New NHTSA data reveals Tesla's Austin robotaxi fleet crashing nine times more frequently than human drivers through November 2025, even with safety monitors. As prior coverage noted skepticism over unfulfilled unsupervised ride promises post-January storm, the company continues supervised operations, underscoring persistent safety hurdles.
Building on recent reporting about Tesla's unfulfilled promises of unsupervised robotaxi rides in Austin—where enthusiast David Moss took 42 supervised trips amid a January 24 ice storm pause—Tesla's program faces deeper safety issues per NHTSA crash reports and operational data.
From July to November 2025, Tesla's robotaxi fleet logged nine crashes over ~500,000 miles, equating to one every 55,000 miles. This dwarfs U.S. human drivers' police-reported rate of one every 500,000 miles (or ~200,000 adjusting for unreported), making Tesla's nine times worse. All incidents involved vehicles with safety monitors present.

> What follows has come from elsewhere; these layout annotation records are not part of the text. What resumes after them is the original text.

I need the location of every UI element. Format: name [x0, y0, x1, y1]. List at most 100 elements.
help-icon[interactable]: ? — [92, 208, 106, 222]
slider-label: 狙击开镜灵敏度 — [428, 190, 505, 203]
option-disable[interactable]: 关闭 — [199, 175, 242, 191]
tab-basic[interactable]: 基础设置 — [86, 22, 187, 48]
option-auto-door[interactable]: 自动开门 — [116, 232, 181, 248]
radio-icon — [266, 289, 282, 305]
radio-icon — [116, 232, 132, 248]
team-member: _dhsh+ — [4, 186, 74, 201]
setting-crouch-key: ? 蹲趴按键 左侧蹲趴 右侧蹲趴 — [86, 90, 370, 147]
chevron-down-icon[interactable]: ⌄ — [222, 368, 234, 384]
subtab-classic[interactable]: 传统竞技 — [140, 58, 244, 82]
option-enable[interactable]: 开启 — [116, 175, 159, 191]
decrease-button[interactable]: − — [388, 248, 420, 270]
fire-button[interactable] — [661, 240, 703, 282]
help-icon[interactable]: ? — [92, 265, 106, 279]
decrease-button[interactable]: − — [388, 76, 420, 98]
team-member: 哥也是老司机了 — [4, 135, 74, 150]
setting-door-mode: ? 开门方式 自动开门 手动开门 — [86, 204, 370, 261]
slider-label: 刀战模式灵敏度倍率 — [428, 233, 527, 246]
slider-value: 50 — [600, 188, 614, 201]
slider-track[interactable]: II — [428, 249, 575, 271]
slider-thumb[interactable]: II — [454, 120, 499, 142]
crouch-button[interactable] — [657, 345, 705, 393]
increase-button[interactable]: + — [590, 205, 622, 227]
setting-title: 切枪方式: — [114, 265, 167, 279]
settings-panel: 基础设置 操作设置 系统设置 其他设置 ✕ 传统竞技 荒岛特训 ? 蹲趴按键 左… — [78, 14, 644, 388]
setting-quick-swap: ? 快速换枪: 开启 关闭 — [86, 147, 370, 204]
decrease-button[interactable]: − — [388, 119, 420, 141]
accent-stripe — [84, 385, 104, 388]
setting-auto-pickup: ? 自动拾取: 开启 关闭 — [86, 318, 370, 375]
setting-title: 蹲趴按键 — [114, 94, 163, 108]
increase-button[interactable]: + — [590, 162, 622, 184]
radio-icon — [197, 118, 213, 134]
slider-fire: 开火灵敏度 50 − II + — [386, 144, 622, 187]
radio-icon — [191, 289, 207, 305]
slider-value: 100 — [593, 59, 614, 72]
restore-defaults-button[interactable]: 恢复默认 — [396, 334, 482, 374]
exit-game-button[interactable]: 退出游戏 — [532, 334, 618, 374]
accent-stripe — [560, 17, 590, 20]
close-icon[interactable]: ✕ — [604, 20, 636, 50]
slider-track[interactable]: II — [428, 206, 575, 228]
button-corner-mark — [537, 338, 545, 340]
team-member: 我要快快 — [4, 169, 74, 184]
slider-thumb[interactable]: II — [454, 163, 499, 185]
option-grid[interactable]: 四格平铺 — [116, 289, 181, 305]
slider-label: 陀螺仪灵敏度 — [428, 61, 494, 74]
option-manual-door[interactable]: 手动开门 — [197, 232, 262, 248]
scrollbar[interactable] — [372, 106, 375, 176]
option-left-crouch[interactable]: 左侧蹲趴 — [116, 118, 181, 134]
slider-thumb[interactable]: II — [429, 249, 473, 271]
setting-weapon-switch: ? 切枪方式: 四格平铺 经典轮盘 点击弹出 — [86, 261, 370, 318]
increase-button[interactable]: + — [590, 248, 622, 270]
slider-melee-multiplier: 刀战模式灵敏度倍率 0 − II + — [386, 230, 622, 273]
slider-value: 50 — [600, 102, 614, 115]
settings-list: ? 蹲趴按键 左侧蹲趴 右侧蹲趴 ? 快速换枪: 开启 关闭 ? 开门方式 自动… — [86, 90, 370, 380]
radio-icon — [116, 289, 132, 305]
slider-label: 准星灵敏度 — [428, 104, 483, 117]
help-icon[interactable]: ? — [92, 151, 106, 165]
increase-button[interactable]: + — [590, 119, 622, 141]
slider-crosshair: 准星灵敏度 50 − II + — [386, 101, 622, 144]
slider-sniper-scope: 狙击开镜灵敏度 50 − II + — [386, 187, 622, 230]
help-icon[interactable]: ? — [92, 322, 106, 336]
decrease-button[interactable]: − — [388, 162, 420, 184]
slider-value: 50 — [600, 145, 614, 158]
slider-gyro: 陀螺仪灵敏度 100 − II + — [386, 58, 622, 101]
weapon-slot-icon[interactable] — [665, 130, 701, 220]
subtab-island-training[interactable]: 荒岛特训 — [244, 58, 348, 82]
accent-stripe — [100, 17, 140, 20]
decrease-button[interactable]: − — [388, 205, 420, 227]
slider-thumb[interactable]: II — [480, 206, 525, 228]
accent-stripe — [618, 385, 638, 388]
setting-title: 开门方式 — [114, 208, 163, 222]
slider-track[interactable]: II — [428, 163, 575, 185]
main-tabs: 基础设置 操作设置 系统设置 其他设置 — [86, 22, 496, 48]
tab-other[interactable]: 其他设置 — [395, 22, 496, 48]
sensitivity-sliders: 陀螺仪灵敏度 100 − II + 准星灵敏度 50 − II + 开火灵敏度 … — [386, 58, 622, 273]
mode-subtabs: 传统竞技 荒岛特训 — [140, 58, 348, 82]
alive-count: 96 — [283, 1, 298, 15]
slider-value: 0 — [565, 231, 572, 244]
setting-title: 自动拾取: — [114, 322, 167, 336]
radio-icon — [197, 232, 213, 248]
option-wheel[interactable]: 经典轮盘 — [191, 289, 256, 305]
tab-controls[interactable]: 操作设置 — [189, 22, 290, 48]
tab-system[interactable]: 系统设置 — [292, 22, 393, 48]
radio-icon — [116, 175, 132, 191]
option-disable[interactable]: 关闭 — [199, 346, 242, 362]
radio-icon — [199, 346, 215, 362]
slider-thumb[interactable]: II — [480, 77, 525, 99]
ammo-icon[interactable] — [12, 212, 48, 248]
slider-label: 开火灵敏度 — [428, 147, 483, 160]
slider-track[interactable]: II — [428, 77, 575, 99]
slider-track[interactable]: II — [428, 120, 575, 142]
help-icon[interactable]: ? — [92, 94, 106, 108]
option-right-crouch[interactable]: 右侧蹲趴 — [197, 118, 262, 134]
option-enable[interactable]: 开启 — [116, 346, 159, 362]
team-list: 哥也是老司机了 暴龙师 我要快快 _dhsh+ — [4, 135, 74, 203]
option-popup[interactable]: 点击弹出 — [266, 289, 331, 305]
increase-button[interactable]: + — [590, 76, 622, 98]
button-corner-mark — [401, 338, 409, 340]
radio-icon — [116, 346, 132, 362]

Crashes included: November right turn collision; October event at 18 mph; September incidents like hitting an animal at 27 mph, cyclist collision, rear-end while backing at 6 mph, and parking lot fixed object strike; July collisions with an SUV in construction, fixed object (minor injury at 8 mph), and right turn into SUV. Tesla redacts all narratives as confidential, unlike Waymo's detailed reports (e.g., rear-end by following car while yielding to pedestrian). Waymo has >25 million autonomous miles, below-human crash rates, and fully driverless ops.
Post-storm, rides resumed supervised, per Moss's X posts. This follows Q4 2025 earnings (January 28, 2026) showing 61% profit drop year-over-year. Recent months show one crash each in October/November, hinting improvement, but high rates and opacity question unsupervised readiness.